Every year, Microsoft’s research division awards two-year PhD fellowships to promising graduate students studying computer science, electrical engineering, mathematics, and related fields. To scope out these researchers, Microsoft undertakes an exhaustive process: first, department chairs from each university nominate up to nine of their best candidates. From there, each applicant is rigorously vetted, and finalists undergo an entire day of interviews with Microsoft researchers to determine the recipients. This year, Saswat Padhi, a third year Ph.D. student at the UCLA Computer Science Department, was named one of 10 recipients of this prestigious award, recognized for his accomplishments in practical software verification. The fellowship will cover Padhi’s tuition, housing, and conference and travel expenses, as well as offer him the opportunity to intern with a Microsoft researcher.

Padhi’s research goal is to provide practical solutions for developing reliable software. Today, advancements in software development allow for new programs to be churned out faster than ever before, but with the advancement of software comes the even faster growing problem of lurking bugs and security vulnerabilities. Padhi aims to prevent these issues by turning to a new way of building software that makes it easier for developers to guarantee that a program conforms to its desired behavior, while at the same time preventing bugs and security breaches before shipping the program to product.

Software verification asks the important question: Are we building the product right? Naturally, software verification is very difficult to accomplish because developers have to formally specify the desired behavior of their software and then prove that the software meets this specification, two tasks which are highly onerous and error-prone. Padhi hopes to simplify this process by developing solutions that allow users to interactively generate clearer, more dependable specifications for their software. He collects insights about program behavior – both from the program itself and the data generated during its execution – to propose possibly interesting properties to developers. From there, developers are able to improve on these suggestions and finalize them into specifications for their software, using Padhi’s tools to help verify their correctness. This approach has enormous implications for making software verification more accessible to developers and will hopefully revolutionize our ability to create reliable, bug-free software.

Padhi completed his undergraduate degree in Computer Science and Engineering at the Indian Institute of Technology, which was ranked as India’s top university in 2014. During his time as an undergrad, Padhi held multiple internships both in academia and industry. At his internship at TU Braunschweig in Germany, he explored databases and knowledge systems, and during his senior year he interned at Google, where he worked on high performance computing and Borg, Google’s cluster management system. He eventually found his true passion in research and joined the PhD program at UCLA after graduating from IIT Bombay in 2014. He is advised by Professor Todd Millstein, who specializes in programming languages. Padhi’s achievements are impressive, but not surprising, according to Millstein, as Padhi “naturally possesses the qualities of a good researcher, always asking the right questions, thinking about problems deeply, and pursuing topics which have a strong theoretical foundation but also are capable of being transformed into practical tools”.

Padhi says he will use the fellowship to continue his research on practical software verification, and hopes he will be able to provide an easier, more interactive method of verifying software.

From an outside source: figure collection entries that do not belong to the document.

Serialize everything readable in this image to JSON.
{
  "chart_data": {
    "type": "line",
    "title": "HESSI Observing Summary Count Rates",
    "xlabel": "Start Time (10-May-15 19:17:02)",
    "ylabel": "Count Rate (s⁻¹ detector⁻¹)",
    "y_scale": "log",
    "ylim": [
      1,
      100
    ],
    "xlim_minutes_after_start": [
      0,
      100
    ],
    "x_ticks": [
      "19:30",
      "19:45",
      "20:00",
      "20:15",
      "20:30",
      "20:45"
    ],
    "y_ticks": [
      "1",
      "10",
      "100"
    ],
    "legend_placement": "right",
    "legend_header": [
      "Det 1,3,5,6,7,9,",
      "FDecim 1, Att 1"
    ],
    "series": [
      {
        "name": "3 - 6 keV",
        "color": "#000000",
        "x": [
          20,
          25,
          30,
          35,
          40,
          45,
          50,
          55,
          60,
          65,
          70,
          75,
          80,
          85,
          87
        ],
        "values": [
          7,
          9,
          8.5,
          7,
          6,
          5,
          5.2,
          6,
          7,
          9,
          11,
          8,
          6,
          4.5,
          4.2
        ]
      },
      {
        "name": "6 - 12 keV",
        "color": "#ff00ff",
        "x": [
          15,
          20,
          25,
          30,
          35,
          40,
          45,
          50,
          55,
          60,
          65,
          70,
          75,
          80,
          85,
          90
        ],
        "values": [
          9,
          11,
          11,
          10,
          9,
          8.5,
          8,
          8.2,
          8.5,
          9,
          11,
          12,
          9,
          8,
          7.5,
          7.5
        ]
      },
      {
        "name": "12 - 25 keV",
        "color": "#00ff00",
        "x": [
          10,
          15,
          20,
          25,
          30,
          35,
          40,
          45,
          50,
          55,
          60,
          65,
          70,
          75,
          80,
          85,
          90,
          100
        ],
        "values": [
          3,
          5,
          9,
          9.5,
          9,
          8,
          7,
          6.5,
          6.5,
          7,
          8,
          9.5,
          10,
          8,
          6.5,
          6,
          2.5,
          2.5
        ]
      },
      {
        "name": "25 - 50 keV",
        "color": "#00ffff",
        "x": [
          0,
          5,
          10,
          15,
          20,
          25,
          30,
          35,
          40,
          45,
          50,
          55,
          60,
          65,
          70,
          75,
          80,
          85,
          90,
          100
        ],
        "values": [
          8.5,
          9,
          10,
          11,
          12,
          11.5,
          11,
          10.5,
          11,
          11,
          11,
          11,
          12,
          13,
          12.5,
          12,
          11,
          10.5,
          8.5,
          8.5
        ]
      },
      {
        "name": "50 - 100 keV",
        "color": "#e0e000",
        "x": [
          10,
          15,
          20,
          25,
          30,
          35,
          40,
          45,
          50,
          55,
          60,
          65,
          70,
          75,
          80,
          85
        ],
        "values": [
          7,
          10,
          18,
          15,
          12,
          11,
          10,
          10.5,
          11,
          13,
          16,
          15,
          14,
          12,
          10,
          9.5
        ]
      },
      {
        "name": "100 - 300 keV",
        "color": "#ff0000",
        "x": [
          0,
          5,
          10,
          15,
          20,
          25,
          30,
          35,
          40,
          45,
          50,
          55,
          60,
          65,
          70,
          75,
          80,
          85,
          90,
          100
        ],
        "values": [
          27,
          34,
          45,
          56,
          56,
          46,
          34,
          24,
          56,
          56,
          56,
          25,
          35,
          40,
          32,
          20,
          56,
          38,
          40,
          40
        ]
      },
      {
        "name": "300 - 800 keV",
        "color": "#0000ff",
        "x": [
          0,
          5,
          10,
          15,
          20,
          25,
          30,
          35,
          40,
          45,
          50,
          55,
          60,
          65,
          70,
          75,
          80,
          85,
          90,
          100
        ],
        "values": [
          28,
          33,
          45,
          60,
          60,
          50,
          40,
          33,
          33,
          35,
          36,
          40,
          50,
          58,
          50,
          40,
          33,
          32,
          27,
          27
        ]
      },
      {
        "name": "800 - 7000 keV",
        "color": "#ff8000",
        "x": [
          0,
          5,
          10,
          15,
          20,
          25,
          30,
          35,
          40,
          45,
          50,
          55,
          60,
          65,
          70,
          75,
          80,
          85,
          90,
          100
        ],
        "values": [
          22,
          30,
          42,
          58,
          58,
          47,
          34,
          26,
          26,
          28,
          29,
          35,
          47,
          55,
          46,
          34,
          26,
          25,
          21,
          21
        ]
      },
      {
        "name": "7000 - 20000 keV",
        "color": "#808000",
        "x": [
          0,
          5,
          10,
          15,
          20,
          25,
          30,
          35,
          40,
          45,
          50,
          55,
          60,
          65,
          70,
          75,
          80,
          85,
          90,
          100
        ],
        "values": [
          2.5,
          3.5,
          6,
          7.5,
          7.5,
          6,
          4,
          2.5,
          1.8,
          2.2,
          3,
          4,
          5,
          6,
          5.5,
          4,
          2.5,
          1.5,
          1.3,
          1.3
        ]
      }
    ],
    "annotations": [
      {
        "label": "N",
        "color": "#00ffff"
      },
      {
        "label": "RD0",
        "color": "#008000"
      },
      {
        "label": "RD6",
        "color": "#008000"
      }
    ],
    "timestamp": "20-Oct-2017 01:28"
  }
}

Last year, Padhi interned for the Microsoft PROSE group, where he worked on data-driven specification generation by “combining program synthesis and machine learning insights to cluster similar data based on patterns synthesized from data”.  He will be returning to Microsoft this year to explore a related project on learning over semi-structured data, where he aims to learn complex patterns in spreadsheets and report inconsistencies using deep learning techniques.

Padhi is the fourth UCLA student to receive this prestigious fellowship. Electrical engineering graduate student Salma Elmalaki, advised by Professor Mani Srivastava, was a recipient in 2016.